After being limited to just 10 games as a rookie and three last season because of injuries, he bounced back to play in every game during this past regular season to become a candidate for NFL Comeback Player of the Year honors.
His refuse-to-lose moxie helped the Lions become the first team in league history to win four games in a season after losing by at least 13 points, giving them 10 wins for the first time since 1995.
The 23-year-old Stafford, Brees and Hall of Famer Dan Marino are the only ones in league history to throw for 5,000 yards and 40 TDs in a season.
"I really didn't know that so few people had done it," Stafford said. "But it was a total team effort."
No one, though, had to force Stafford to spend hours each week watching video of opponents and thinking of ways to come up with plays to pick them apart.

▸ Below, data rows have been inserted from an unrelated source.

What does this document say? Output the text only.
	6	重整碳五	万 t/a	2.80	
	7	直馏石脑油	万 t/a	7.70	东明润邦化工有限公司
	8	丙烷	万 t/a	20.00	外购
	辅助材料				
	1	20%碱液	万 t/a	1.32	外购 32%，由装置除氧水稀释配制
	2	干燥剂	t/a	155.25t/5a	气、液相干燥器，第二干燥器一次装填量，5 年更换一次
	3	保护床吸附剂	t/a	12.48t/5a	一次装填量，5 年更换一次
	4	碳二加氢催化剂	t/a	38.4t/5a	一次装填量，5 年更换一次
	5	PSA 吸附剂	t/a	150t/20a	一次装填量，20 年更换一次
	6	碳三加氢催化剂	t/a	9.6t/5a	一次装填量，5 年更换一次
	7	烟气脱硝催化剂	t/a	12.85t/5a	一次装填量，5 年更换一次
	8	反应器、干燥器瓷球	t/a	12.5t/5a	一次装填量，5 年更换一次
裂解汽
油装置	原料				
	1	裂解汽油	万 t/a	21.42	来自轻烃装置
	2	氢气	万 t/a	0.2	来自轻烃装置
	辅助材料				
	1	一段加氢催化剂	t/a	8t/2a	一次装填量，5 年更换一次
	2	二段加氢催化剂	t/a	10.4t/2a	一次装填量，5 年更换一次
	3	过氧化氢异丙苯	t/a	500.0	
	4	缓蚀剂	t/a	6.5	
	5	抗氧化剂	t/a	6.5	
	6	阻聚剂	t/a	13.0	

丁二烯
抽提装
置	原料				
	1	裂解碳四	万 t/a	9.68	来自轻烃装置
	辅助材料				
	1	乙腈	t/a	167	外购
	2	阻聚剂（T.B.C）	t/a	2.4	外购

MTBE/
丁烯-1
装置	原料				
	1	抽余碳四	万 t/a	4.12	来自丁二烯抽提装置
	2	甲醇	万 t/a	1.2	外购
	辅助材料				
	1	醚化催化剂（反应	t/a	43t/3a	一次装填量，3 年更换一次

Stafford's father said he's been doing it for years.
His coach, Randy Allen, at Highland Park High School in Texas used poker chips to represent players on offense and defense, then move them to test his promising pupil.
"Before Randy could take his hand off a chip, Matthew was moving his chips around," John Stafford said Tuesday in a telephone interview.

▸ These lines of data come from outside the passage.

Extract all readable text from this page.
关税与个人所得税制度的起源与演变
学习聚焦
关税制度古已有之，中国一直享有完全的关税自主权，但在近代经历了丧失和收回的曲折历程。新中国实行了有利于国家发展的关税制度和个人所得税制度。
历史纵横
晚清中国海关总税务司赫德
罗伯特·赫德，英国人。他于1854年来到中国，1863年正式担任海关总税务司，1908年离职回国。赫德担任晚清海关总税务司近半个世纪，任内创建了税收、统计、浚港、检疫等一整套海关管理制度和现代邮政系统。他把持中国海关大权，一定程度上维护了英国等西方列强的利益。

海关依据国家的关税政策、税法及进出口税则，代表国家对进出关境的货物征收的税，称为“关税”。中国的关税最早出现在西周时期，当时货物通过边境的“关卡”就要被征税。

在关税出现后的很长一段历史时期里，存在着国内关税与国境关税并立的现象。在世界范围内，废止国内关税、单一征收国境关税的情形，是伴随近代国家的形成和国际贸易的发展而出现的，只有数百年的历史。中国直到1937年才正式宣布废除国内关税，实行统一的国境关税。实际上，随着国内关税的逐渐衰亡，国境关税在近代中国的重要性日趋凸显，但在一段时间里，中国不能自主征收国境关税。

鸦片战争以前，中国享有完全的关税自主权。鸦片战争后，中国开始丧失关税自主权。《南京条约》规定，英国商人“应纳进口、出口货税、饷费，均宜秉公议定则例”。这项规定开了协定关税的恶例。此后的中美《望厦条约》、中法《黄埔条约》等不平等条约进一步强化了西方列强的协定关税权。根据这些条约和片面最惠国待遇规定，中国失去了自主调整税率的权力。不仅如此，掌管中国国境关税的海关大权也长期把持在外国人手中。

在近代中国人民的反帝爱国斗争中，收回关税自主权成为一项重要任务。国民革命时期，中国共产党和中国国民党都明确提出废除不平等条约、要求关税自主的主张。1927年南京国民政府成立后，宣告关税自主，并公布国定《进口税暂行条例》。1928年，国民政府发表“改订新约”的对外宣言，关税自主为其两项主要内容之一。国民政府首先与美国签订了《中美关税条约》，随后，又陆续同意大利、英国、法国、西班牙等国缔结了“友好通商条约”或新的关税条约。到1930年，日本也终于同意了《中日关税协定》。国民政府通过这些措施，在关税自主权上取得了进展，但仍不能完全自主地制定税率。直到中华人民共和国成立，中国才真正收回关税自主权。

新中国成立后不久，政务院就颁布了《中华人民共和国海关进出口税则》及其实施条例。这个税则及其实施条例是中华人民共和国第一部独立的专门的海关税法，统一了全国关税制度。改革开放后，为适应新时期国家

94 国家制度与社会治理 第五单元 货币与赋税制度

During a recruiting trip to Texas, the future Georgia Bulldog sat in a dark room with then-Longhorns offensive coordinator Greg Davis and coach Mack Brown to study the program's offense.
"Once Davis paused the video and asked Matthew what he'd do," Stafford's father recalled. "Without hesitation, Matthew told him the progression and used their terminology. Davis told him he could start right now because he didn't have a quarterback at the time who could do what he just did.
"Matthew has always loved the chess match part of the game."
Even from afar, other coaches see Stafford has more than just a powerful and accurate arm.
Saints coach Sean Payton answered an open-ended question by starting off saying Stafford has progressed quickly to be one of the better quarterbacks in the league thanks in part to his stature and arm strength and ended by talking about the mental aspect of his repertoire.
"Just as importantly, he has that anticipation you look for in the position," Payton said. "He does a real good job at the line of scrimmage with his checks and audibles.
"What you see is someone playing with a lot of confidence."